Но в письме к евразийцу П.Н.Савицкому от 17-18 марта 1963 года Гумилев даже не упоминает о татарском языке, а свою филологическую подготовку оценивает очень строго: «Я выучил два языка: персидский и древнетюркский и считаю, что время и силы, потраченные на это, пропали». Под «древнетюркским» он понимает язык орхонских надписей (орхоно-тюркский), который был ему необходим в исследованиях. «Из восточных языков знаю персидский, тюркский», — скажет Гумилев корреспонденту газеты «Ленинградский рабочий» в марте 1988-го.

В новиковской «Хронике» под датой «лето 1940» значится: «Перевод Л.Н.Гумилева в… барак к казахам, в котором он выучил казахский язык». Сведения о казахском языке Новикова могла почерпнуть только у самого Гумилева. Но не прихвастнул ли ученый? Ведь историку-краеведу Дауду Аминову он говорил, будто владеет даже арабским «в пределах, необходимых для научной работы», а затем уточнил, что владеет «арабской графикой». Достоверно подтверждено, что Гумилев мог только подписываться поарабски. Этим, очевидно, и ограничивалось знакомство с арабской графикой и арабским языком. У Гумилева просто не было ни времени, ни возможности изучить этот очень трудный для европейца язык.

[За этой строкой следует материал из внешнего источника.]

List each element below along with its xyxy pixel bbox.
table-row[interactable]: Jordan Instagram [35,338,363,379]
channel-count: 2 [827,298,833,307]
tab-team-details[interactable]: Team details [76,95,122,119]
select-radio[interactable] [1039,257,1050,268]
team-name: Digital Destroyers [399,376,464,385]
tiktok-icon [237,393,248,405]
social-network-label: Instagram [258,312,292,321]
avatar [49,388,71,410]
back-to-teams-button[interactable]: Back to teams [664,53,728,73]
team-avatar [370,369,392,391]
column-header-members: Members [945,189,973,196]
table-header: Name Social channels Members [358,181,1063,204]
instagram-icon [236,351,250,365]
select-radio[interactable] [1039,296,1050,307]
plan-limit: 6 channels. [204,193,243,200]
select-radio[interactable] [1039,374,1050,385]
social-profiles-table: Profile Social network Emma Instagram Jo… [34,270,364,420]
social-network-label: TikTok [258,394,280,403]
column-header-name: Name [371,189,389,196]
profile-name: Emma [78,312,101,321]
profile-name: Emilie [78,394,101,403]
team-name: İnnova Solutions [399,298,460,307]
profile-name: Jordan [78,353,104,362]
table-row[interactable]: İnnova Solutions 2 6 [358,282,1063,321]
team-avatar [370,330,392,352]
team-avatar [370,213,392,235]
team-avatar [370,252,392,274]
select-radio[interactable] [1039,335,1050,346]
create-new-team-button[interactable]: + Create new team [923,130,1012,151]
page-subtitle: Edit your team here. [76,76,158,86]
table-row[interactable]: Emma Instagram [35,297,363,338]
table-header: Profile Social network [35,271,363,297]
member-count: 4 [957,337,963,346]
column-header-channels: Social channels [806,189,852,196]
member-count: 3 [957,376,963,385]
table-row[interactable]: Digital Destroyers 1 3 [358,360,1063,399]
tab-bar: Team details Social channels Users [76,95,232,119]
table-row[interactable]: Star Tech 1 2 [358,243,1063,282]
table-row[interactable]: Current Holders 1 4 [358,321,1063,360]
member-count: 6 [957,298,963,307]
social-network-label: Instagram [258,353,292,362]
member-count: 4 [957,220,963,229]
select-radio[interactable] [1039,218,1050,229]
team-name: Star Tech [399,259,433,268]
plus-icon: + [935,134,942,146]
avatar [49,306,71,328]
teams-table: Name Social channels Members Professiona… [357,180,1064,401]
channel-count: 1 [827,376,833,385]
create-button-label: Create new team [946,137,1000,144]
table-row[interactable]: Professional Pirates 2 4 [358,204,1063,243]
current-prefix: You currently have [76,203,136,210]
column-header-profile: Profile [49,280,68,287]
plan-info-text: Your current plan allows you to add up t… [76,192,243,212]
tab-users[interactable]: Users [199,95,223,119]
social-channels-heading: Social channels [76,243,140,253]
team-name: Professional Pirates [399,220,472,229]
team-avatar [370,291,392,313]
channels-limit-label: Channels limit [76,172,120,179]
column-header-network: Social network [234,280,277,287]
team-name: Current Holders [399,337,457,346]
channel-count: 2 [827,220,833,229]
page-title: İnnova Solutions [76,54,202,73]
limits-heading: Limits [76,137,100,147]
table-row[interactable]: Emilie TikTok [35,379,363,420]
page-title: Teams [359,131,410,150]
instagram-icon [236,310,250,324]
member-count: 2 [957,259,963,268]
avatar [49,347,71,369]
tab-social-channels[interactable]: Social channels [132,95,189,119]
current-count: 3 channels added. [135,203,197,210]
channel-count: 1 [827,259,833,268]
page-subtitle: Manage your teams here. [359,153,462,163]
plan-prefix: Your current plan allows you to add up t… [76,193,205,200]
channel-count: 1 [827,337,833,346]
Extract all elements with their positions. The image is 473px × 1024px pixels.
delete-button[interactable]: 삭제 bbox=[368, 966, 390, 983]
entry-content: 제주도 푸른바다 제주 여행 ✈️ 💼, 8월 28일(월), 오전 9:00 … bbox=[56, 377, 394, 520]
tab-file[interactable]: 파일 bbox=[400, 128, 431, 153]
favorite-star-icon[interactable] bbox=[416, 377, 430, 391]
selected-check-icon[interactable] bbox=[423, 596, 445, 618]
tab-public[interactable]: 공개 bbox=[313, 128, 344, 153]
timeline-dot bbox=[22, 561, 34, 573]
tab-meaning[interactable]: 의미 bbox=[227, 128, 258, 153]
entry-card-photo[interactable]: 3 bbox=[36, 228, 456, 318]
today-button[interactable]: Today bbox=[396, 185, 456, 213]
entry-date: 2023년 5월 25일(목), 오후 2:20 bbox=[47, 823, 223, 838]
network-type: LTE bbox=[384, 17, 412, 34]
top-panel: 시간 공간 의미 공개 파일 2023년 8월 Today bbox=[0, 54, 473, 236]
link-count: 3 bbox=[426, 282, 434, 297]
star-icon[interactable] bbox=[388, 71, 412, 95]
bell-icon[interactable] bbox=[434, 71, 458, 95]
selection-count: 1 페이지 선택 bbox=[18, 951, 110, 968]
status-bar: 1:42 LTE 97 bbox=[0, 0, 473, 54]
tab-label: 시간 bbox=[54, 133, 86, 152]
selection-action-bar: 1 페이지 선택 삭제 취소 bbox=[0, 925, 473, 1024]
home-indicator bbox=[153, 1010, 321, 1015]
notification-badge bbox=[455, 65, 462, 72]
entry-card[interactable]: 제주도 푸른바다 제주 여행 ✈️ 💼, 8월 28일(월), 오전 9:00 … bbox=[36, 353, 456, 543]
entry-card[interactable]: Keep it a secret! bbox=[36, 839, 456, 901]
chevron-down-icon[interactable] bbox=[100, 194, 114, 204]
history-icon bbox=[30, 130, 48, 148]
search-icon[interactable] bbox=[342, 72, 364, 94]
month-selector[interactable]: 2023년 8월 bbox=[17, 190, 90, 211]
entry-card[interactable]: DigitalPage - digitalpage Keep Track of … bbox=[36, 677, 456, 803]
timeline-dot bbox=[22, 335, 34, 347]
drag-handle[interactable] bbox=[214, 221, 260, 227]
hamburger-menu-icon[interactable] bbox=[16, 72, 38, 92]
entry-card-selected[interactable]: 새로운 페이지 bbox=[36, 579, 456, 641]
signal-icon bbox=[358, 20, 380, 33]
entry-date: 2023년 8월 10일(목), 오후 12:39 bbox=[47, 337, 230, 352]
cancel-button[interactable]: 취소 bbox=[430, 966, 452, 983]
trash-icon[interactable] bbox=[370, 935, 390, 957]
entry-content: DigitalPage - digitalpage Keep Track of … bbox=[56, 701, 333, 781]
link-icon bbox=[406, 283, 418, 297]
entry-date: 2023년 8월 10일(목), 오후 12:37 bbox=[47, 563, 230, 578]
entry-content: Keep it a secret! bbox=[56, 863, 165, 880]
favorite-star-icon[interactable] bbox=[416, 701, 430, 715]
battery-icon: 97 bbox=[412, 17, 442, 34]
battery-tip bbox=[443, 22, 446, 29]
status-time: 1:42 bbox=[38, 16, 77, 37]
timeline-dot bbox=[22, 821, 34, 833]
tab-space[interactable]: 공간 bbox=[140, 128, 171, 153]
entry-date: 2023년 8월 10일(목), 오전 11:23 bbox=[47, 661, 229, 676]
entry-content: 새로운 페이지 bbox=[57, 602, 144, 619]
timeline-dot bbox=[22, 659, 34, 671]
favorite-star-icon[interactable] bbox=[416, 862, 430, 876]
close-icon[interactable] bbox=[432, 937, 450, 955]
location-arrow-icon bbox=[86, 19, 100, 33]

В одном из интервью Гумилев покритиковал за нереалистичность «Графа Монте-Кристо». В лагере Гумилев, по примеру Эдмона Дантеса, не раз пытался учить восточные языки, но ничего не получилось. На собственном опыте Гумилев убедился, что изучить чужой язык в неволе невозможно. Хотя Гумилев общался с казахами, татарами, узбеками и даже с китайцем и с тибетским ламой, но усовершенствовался он только в персидском, который изучил задолго до лагеря. А казахского он не знал, в противном случае непременно указал бы его в листке по учету кадров.

В 1957 году во время экспедиции на Ангару Гумилев будет учить молодых студенток: пусть налегают на языки, настоящий историк должен прочитать любую монографию на другом языке за два-пять дней. Однако сам Лев Николаевич не так уж хорошо знал даже европейские языки. По-немецки он читал с трудом. Английский знал лучше, но, вероятно, не блестяще. По словам М.Г.Козыревой, Гумилев читал английские и немецкие статьи со словарем. В семидесятые-восьмидесятые годы статьи и монографии ему уже переводили друзья и ученики. Марина Георгиевна Козырева показывала мне собственный перевод главы из " The Thirteenth Tribe – The Khazar Empire and its Heritage" Артура Кестлера, который она сделала для Гумилева.

Из письма Льва Гумилева к Наталье Варбанец 26 мая 1955 года: «Английские и немецкие книги читаю только научные и со словарем. Уж очень не люблю я эти языки».